How Would Project Silica Storage Fit Into Hardware Lifecycles?

The storage itself isn’t something that hardware resellers should expect to see for sale, given the nature of this technology. It’s designed to transcend storage hardware lifecycles, not just evolve them. So the rare organizations that will deploy the silica glass storage won’t want to wipe it anytime soon. 

There will be scenarios where glass storage needs to be wiped and destroyed, but the existing compliance and data governance standards aren’t written with glass in mind. 

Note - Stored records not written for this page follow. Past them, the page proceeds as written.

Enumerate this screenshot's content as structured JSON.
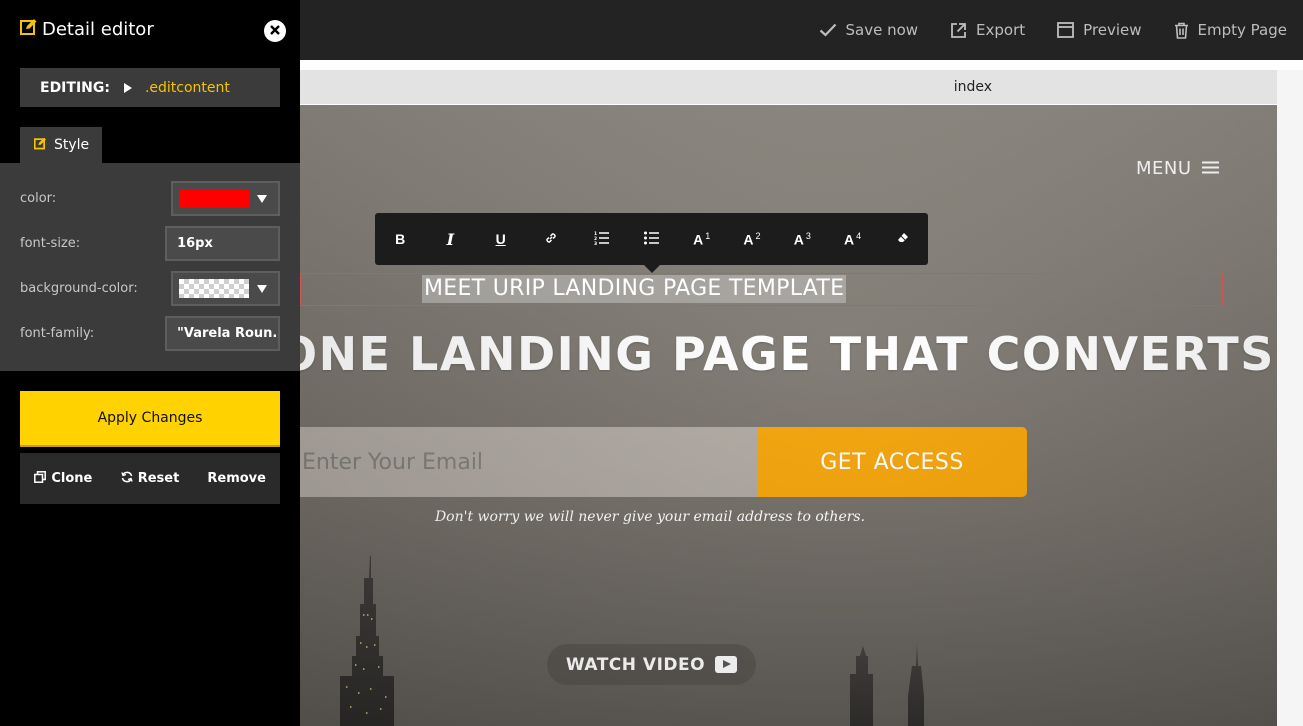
{
  "topbar": {
    "actions": [
      {
        "label": "Save now",
        "icon": "check-icon"
      },
      {
        "label": "Export",
        "icon": "export-icon"
      },
      {
        "label": "Preview",
        "icon": "preview-icon"
      },
      {
        "label": "Empty Page",
        "icon": "trash-icon"
      }
    ]
  },
  "canvas": {
    "tab_title": "index"
  },
  "hero": {
    "menu_label": "MENU",
    "subheading": "MEET URIP LANDING PAGE TEMPLATE",
    "headline": "ONE LANDING PAGE THAT CONVERTS",
    "email_placeholder": "Enter Your Email",
    "cta_label": "GET ACCESS",
    "disclaimer": "Don't worry we will never give your email address to others.",
    "watch_video_label": "WATCH VIDEO"
  },
  "toolbar": {
    "buttons": [
      {
        "label": "B",
        "icon": "bold-icon"
      },
      {
        "label": "I",
        "icon": "italic-icon"
      },
      {
        "label": "U",
        "icon": "underline-icon"
      },
      {
        "label": "",
        "icon": "link-icon"
      },
      {
        "label": "",
        "icon": "ordered-list-icon"
      },
      {
        "label": "",
        "icon": "unordered-list-icon"
      },
      {
        "label": "A",
        "sup": "1",
        "icon": "heading-1-icon"
      },
      {
        "label": "A",
        "sup": "2",
        "icon": "heading-2-icon"
      },
      {
        "label": "A",
        "sup": "3",
        "icon": "heading-3-icon"
      },
      {
        "label": "A",
        "sup": "4",
        "icon": "heading-4-icon"
      },
      {
        "label": "",
        "icon": "eraser-icon"
      }
    ]
  },
  "editor": {
    "title": "Detail editor",
    "editing_label": "EDITING:",
    "editing_target": ".editcontent",
    "style_tab": "Style",
    "properties": {
      "color": {
        "label": "color:",
        "value": "#ff0000"
      },
      "font_size": {
        "label": "font-size:",
        "value": "16px"
      },
      "background_color": {
        "label": "background-color:",
        "value": "transparent"
      },
      "font_family": {
        "label": "font-family:",
        "value": "\"Varela Roun.."
      }
    },
    "apply_label": "Apply Changes",
    "actions": {
      "clone": "Clone",
      "reset": "Reset",
      "remove": "Remove"
    }
  },
  "colors": {
    "accent_yellow": "#ffd200",
    "cta_orange": "#f5a100",
    "panel_bg": "#000000",
    "topbar_bg": "#232323"
  }
}
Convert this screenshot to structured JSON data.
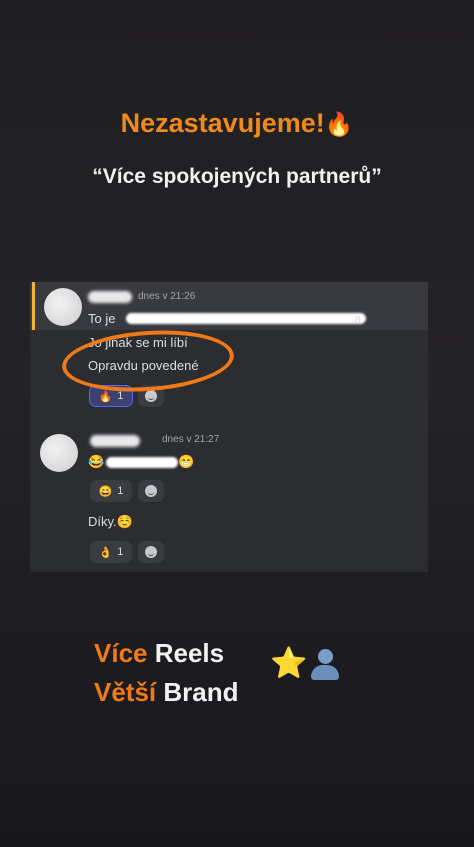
{
  "headline": {
    "text": "Nezastavujeme!",
    "emoji": "🔥"
  },
  "subtitle": "“Více spokojených partnerů”",
  "chat": {
    "msg1": {
      "username": "Marius",
      "timestamp": "dnes v 21:26",
      "reply_preview_start": "To je",
      "reply_preview_end": "a",
      "lines": [
        "Jo jinak se mi líbí",
        "Opravdu povedené"
      ],
      "reactions": [
        {
          "emoji": "🔥",
          "count": "1"
        }
      ]
    },
    "msg2": {
      "username": "JAKUB",
      "timestamp": "dnes v 21:27",
      "line1_emoji_left": "😂",
      "line1_emoji_right": "😁",
      "reaction1": {
        "emoji": "😄",
        "count": "1"
      },
      "line2": "Díky.",
      "line2_emoji": "☺️",
      "reaction2": {
        "emoji": "👌",
        "count": "1"
      }
    }
  },
  "promo": {
    "line1_highlight": "Více",
    "line1_rest": "Reels",
    "line2_highlight": "Větší",
    "line2_rest": "Brand",
    "emoji_star": "⭐"
  },
  "colors": {
    "accent": "#f07a1a",
    "discord_bg": "#2b2d31",
    "reaction_active": "#5865f2"
  }
}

There’s no easy method to perform a data wipe either. All the ruggedness makes it resistant to electromagnetic destruction. As it stands, the best bet is to simply shatter the device. But what does a sufficiently shattered and destroyed glass slab look like? 

The NIST hasn’t told us yet. 

Wait and See, but Plan Ahead

You don’t need to answer the difficult questions that come with glass storage right now, but those questions are still worth asking. Early adopters of this technology will benefit from its stability and consistency. They’ll just need to update their storage best practices and data governance regulations.

This technology isn’t market ready, but you can still prepare for it. Identify any storage that you can offload to this technology, and execute when glass storage hits the market. Just make sure you’re sure before the data is set in stone – or in this case, glass.